Too many forget that the primary goal of the U.S. constitutional design wasn’t efficient governing. It was tyrant prevention. We put up with all sorts of impediments to change, reform, and improvement for that one simple goal. Whether this firewall still works is the paramount political question of our age. Will this era turn out to be a blip on the timeline? A warning that prompts reflection, reform, and recalibration akin to the McCarthyistic “Red Scare” era? Or will it be a Caesar crossing the Rubicon moment that forever ends the American experiment?
The more scary aspect of all this is the degree of public support for an uber-powerful leader who champions their views and pushes for what they desire. Often these wishes are unachievable because our constitutional protections stand in the way. This is a problem that will outlive the current president and requires deep national introspection. We could start by reminding ourselves what happens when representative systems go sideways. The outcomes are not recalled fondly by those who lived through them. Better to acquire that lesson from some other nation’s tragedy rather than having to learn about the danger of historical hot stoves by touching one ourselves.

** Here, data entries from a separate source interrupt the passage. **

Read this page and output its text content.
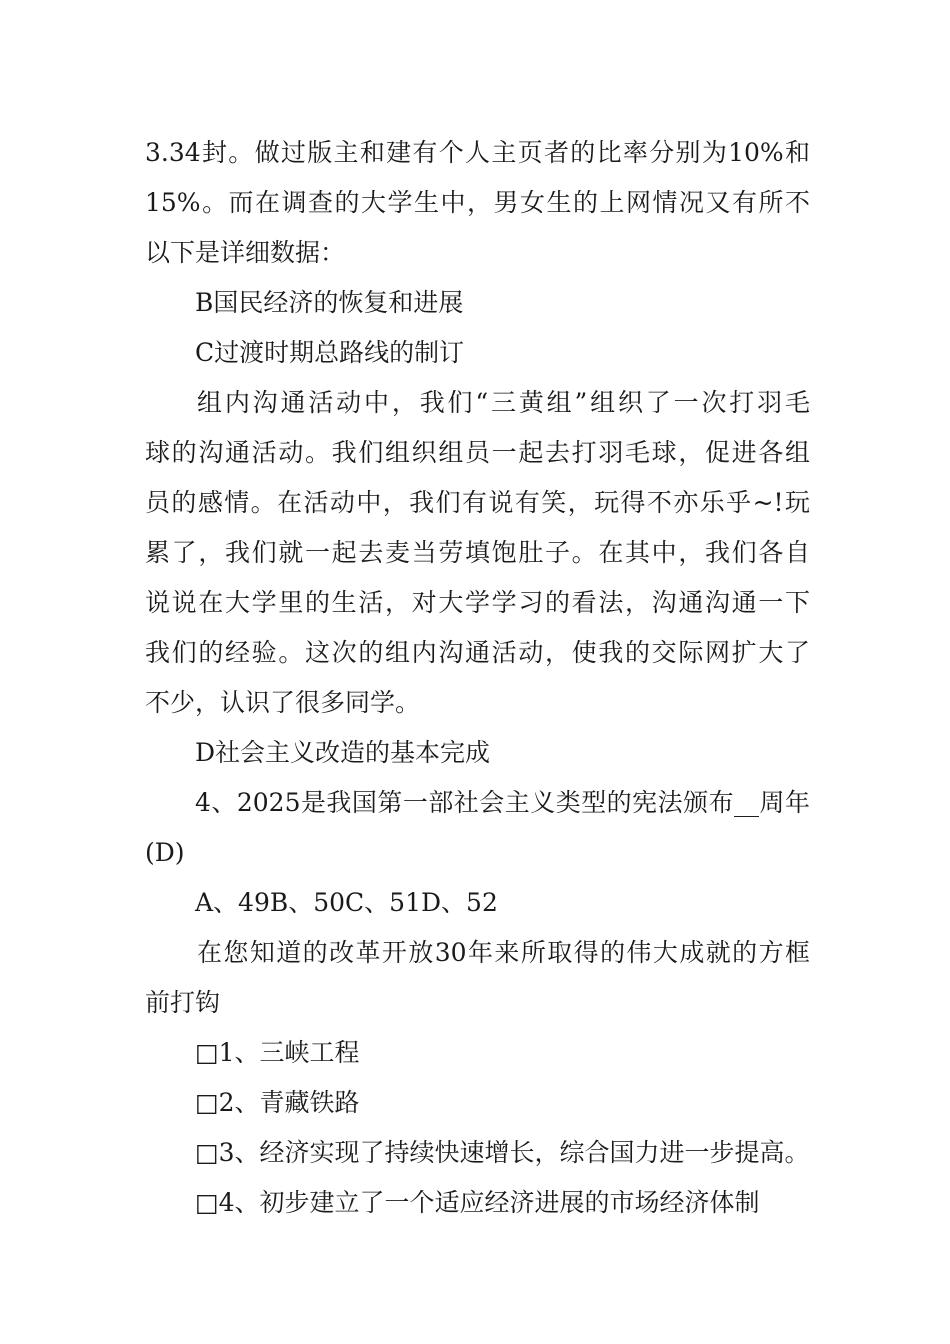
3.34封。做过版主和建有个人主页者的比率分别为10%和
15%。而在调查的大学生中，男女生的上网情况又有所不
以下是详细数据：
B国民经济的恢复和进展
C过渡时期总路线的制订
组内沟通活动中，我们“三黄组”组织了一次打羽毛
球的沟通活动。我们组织组员一起去打羽毛球，促进各组
员的感情。在活动中，我们有说有笑，玩得不亦乐乎~!玩
累了，我们就一起去麦当劳填饱肚子。在其中，我们各自
说说在大学里的生活，对大学学习的看法，沟通沟通一下
我们的经验。这次的组内沟通活动，使我的交际网扩大了
不少，认识了很多同学。
D社会主义改造的基本完成
4、2025是我国第一部社会主义类型的宪法颁布__周年
(D)
A、49B、50C、51D、52
在您知道的改革开放30年来所取得的伟大成就的方框
前打钩
□1、三峡工程
□2、青藏铁路
□3、经济实现了持续快速增长，综合国力进一步提高。
□4、初步建立了一个适应经济进展的市场经济体制
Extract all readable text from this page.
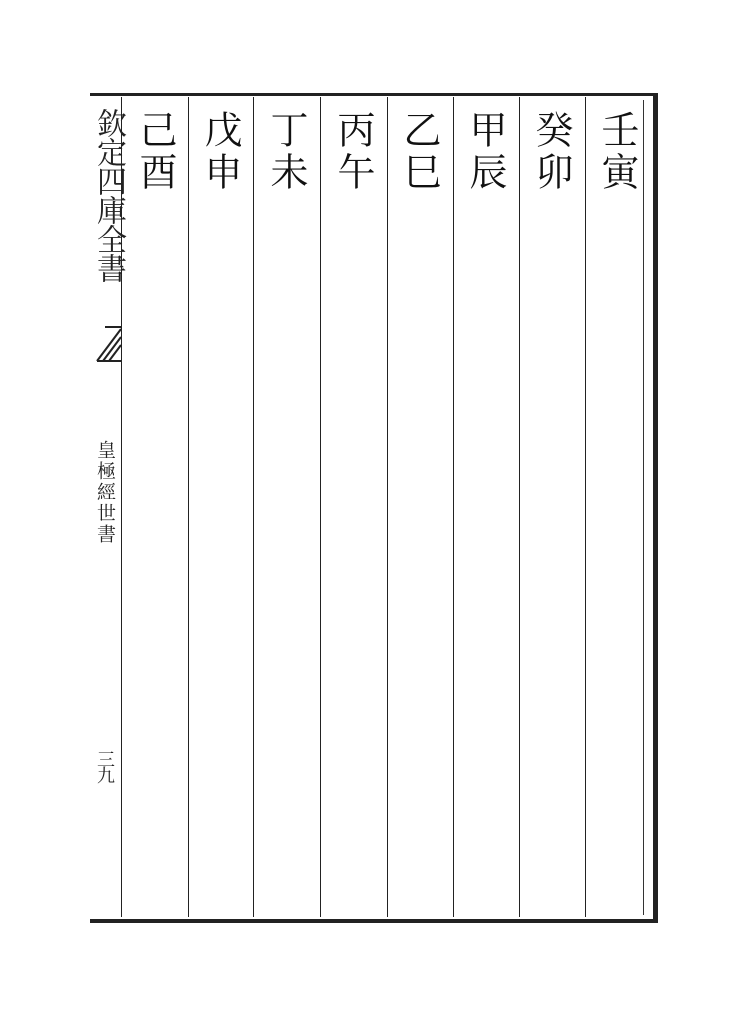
欽定四庫全書
皇極經世書
三九
壬寅
癸卯
甲辰
乙巳
丙午
丁未
戊申
己酉
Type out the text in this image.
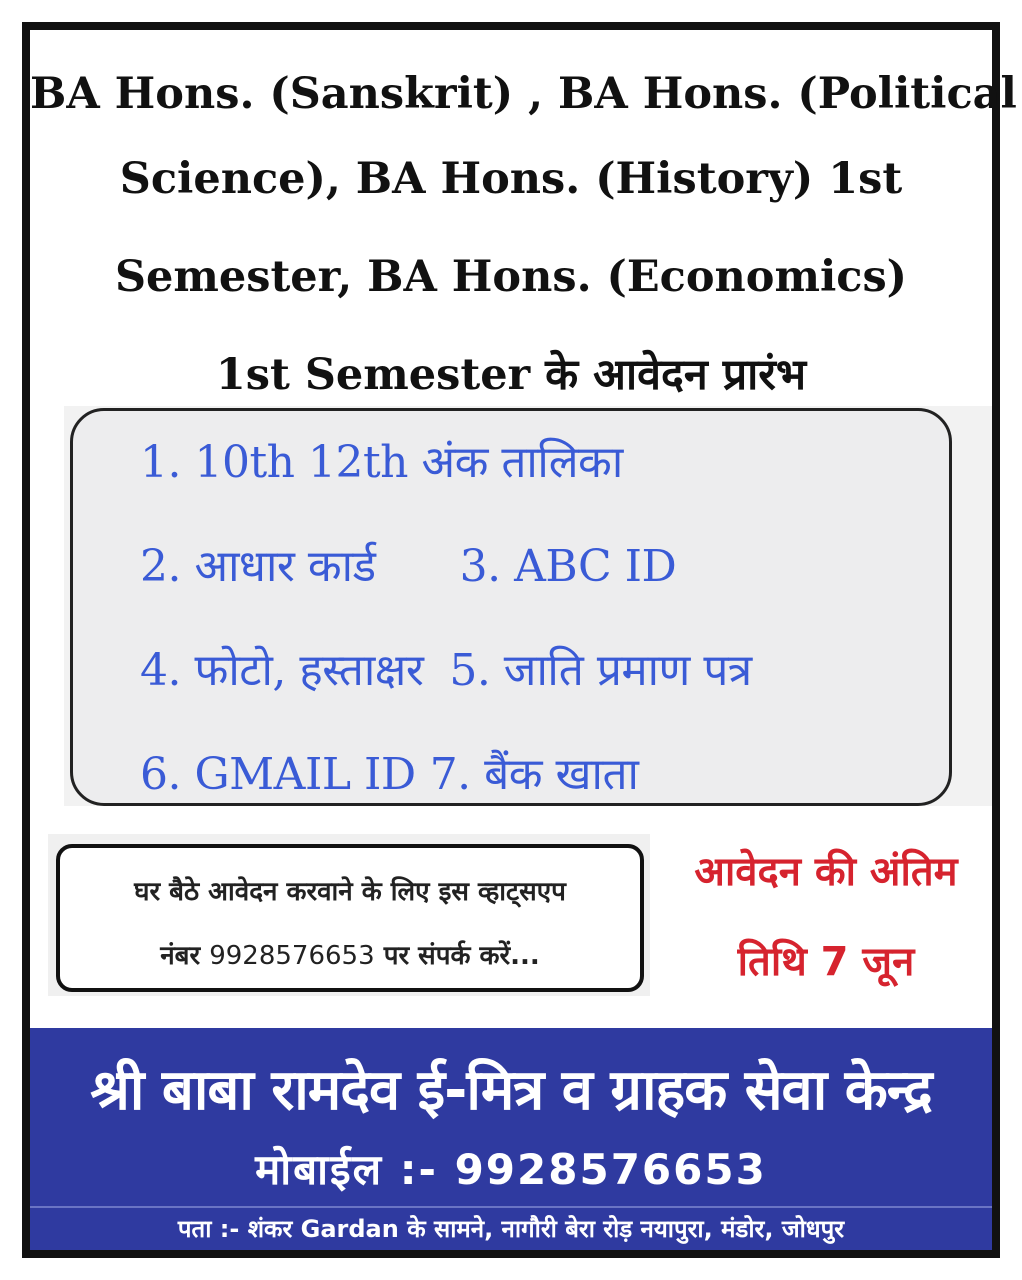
BA Hons. (Sanskrit) , BA Hons. (Political
Science), BA Hons. (History) 1st
Semester, BA Hons. (Economics)
1st Semester के आवेदन प्रारंभ
1. 10th 12th अंक तालिका
2. आधार कार्ड 3. ABC ID
4. फोटो, हस्ताक्षर 5. जाति प्रमाण पत्र
6. GMAIL ID 7. बैंक खाता
घर बैठे आवेदन करवाने के लिए इस व्हाट्सएप
नंबर 9928576653 पर संपर्क करें...
आवेदन की अंतिम
तिथि 7 जून
श्री बाबा रामदेव ई-मित्र व ग्राहक सेवा केन्द्र
मोबाईल :- 9928576653
पता :- शंकर Gardan के सामने, नागौरी बेरा रोड़ नयापुरा, मंडोर, जोधपुर
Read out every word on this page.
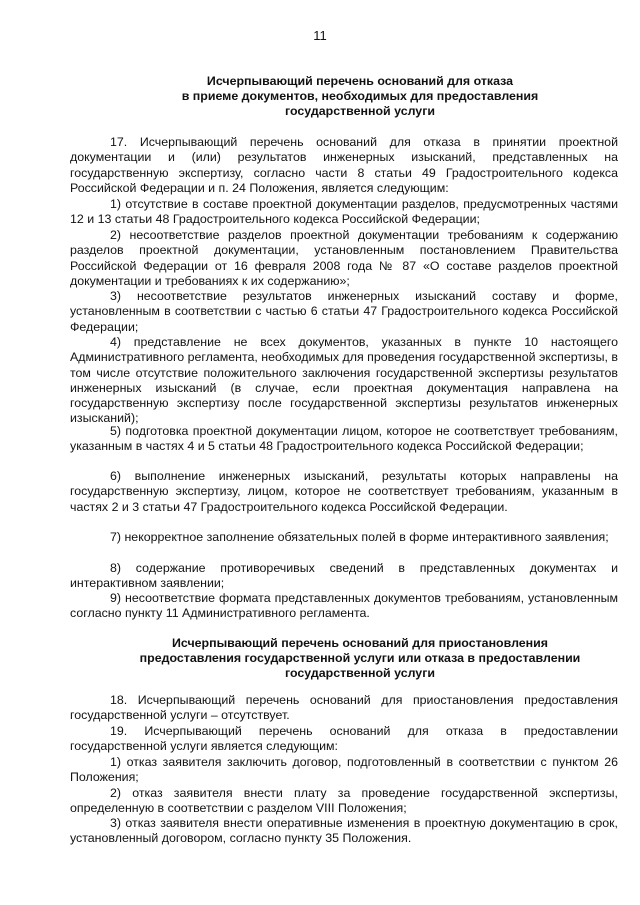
11
Исчерпывающий перечень оснований для отказа
в приеме документов, необходимых для предоставления
государственной услуги

17. Исчерпывающий перечень оснований для отказа в принятии проектной документации и (или) результатов инженерных изысканий, представленных на государственную экспертизу, согласно части 8 статьи 49 Градостроительного кодекса Российской Федерации и п. 24 Положения, является следующим:

1) отсутствие в составе проектной документации разделов, предусмотренных частями 12 и 13 статьи 48 Градостроительного кодекса Российской Федерации;

2) несоответствие разделов проектной документации требованиям к содержанию разделов проектной документации, установленным постановлением Правительства Российской Федерации от 16 февраля 2008 года № 87 «О составе разделов проектной документации и требованиях к их содержанию»;

3) несоответствие результатов инженерных изысканий составу и форме, установленным в соответствии с частью 6 статьи 47 Градостроительного кодекса Российской Федерации;

4) представление не всех документов, указанных в пункте 10 настоящего Административного регламента, необходимых для проведения государственной экспертизы, в том числе отсутствие положительного заключения государственной экспертизы результатов инженерных изысканий (в случае, если проектная документация направлена на государственную экспертизу после государственной экспертизы результатов инженерных изысканий);

5) подготовка проектной документации лицом, которое не соответствует требованиям, указанным в частях 4 и 5 статьи 48 Градостроительного кодекса Российской Федерации;

6) выполнение инженерных изысканий, результаты которых направлены на государственную экспертизу, лицом, которое не соответствует требованиям, указанным в частях 2 и 3 статьи 47 Градостроительного кодекса Российской Федерации.

7) некорректное заполнение обязательных полей в форме интерактивного заявления;

8) содержание противоречивых сведений в представленных документах и интерактивном заявлении;

9) несоответствие формата представленных документов требованиям, установленным согласно пункту 11 Административного регламента.

Исчерпывающий перечень оснований для приостановления
предоставления государственной услуги или отказа в предоставлении
государственной услуги

18. Исчерпывающий перечень оснований для приостановления предоставления государственной услуги – отсутствует.

19. Исчерпывающий перечень оснований для отказа в предоставлении государственной услуги является следующим:

1) отказ заявителя заключить договор, подготовленный в соответствии с пунктом 26 Положения;

2) отказ заявителя внести плату за проведение государственной экспертизы, определенную в соответствии с разделом VIII Положения;

3) отказ заявителя внести оперативные изменения в проектную документацию в срок, установленный договором, согласно пункту 35 Положения.
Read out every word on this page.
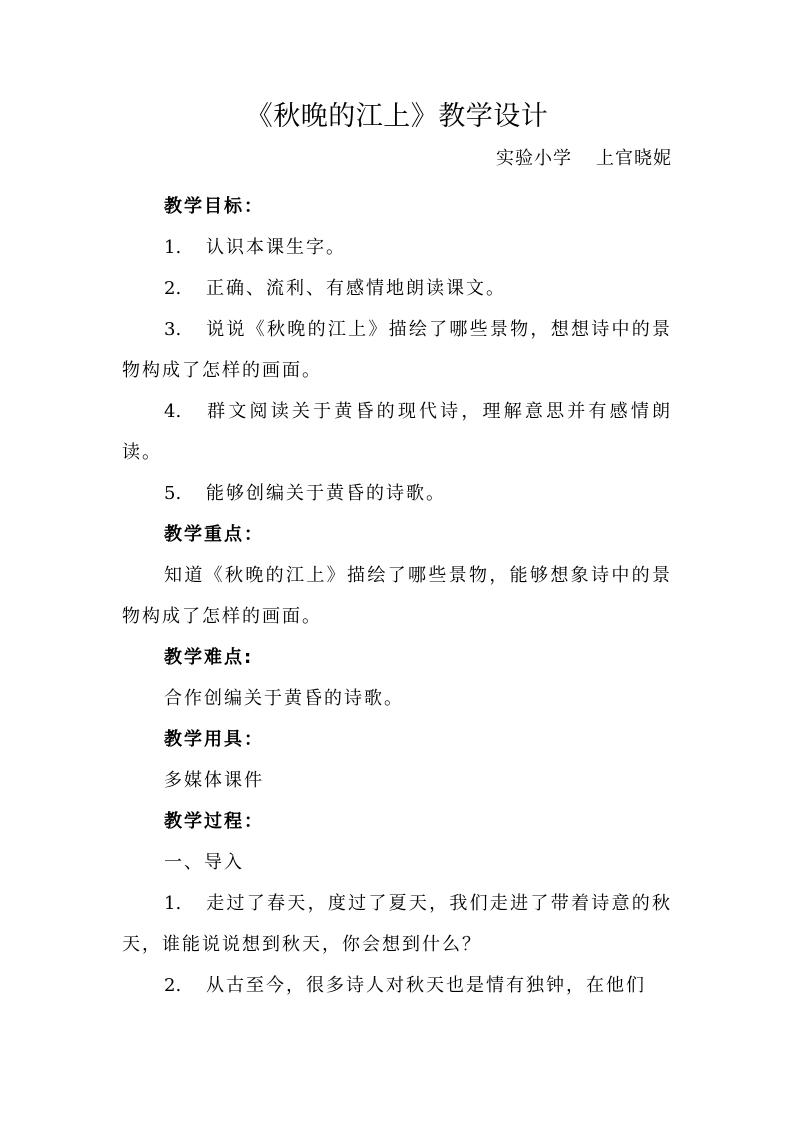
《秋晚的江上》教学设计
实验小学 上官晓妮

教学目标：

1. 认识本课生字。

2. 正确、流利、有感情地朗读课文。

3. 说说《秋晚的江上》描绘了哪些景物，想想诗中的景物构成了怎样的画面。

4. 群文阅读关于黄昏的现代诗，理解意思并有感情朗读。

5. 能够创编关于黄昏的诗歌。

教学重点：

知道《秋晚的江上》描绘了哪些景物，能够想象诗中的景物构成了怎样的画面。

教学难点:

合作创编关于黄昏的诗歌。

教学用具：

多媒体课件

教学过程：

一、导入

1. 走过了春天，度过了夏天，我们走进了带着诗意的秋天，谁能说说想到秋天，你会想到什么？

2. 从古至今，很多诗人对秋天也是情有独钟，在他们
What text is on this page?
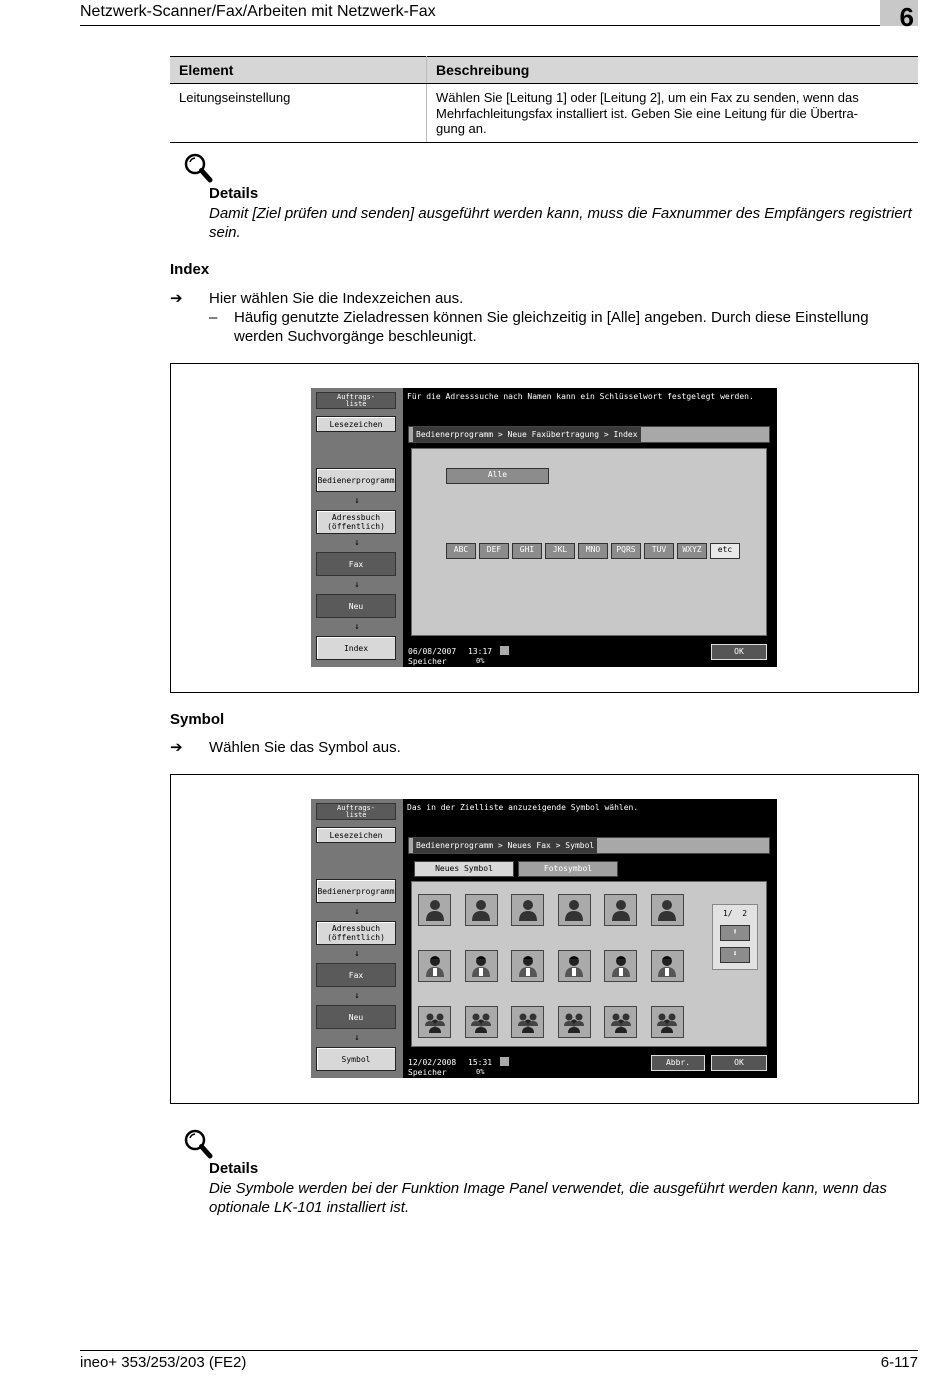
Netzwerk-Scanner/Fax/Arbeiten mit Netzwerk-Fax	6
Element	Beschreibung
Leitungseinstellung	Wählen Sie [Leitung 1] oder [Leitung 2], um ein Fax zu senden, wenn das
Mehrfachleitungsfax installiert ist. Geben Sie eine Leitung für die Übertra-
gung an.
Details
Damit [Ziel prüfen und senden] ausgeführt werden kann, muss die Faxnummer des Empfängers registriert sein.
Index
➔ Hier wählen Sie die Indexzeichen aus.
– Häufig genutzte Zieladressen können Sie gleichzeitig in [Alle] angeben. Durch diese Einstellung werden Suchvorgänge beschleunigt.
Auftrags-
liste
Lesezeichen
Bedienerprogramm
↓
Adressbuch
(öffentlich)
↓
Fax
↓
Neu
↓
Index
Für die Adresssuche nach Namen kann ein Schlüsselwort festgelegt werden.
Bedienerprogramm > Neue Faxübertragung > Index
Alle
ABC	DEF	GHI	JKL	MNO	PQRS	TUV	WXYZ	etc
06/08/2007 13:17
Speicher	0%
OK
Symbol
➔ Wählen Sie das Symbol aus.
Auftrags-
liste
Lesezeichen
Bedienerprogramm
↓
Adressbuch
(öffentlich)
↓
Fax
↓
Neu
↓
Symbol
Das in der Zielliste anzuzeigende Symbol wählen.
Bedienerprogramm > Neues Fax > Symbol
Neues Symbol	Fotosymbol
1/  2
⬆
⬇
12/02/2008 15:31
Speicher	0%
Abbr.	OK
Details
Die Symbole werden bei der Funktion Image Panel verwendet, die ausgeführt werden kann, wenn das optionale LK-101 installiert ist.
ineo+ 353/253/203 (FE2)	6-117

We are currently seeing what can happen when the only branch controlled by a single individual decides it wants to flex its vast and awesome powers. It demonstrates to all reasonable people that it’s too much power for one person to have. Imagining such authority in the hands of one’s worst enemy should be enough to make this concern clear to anyone. The president can pick up the phone and order the deaths of billions and the ruination of the planet’s ecosystem. That’s clearly too much power for any human being, isn’t it?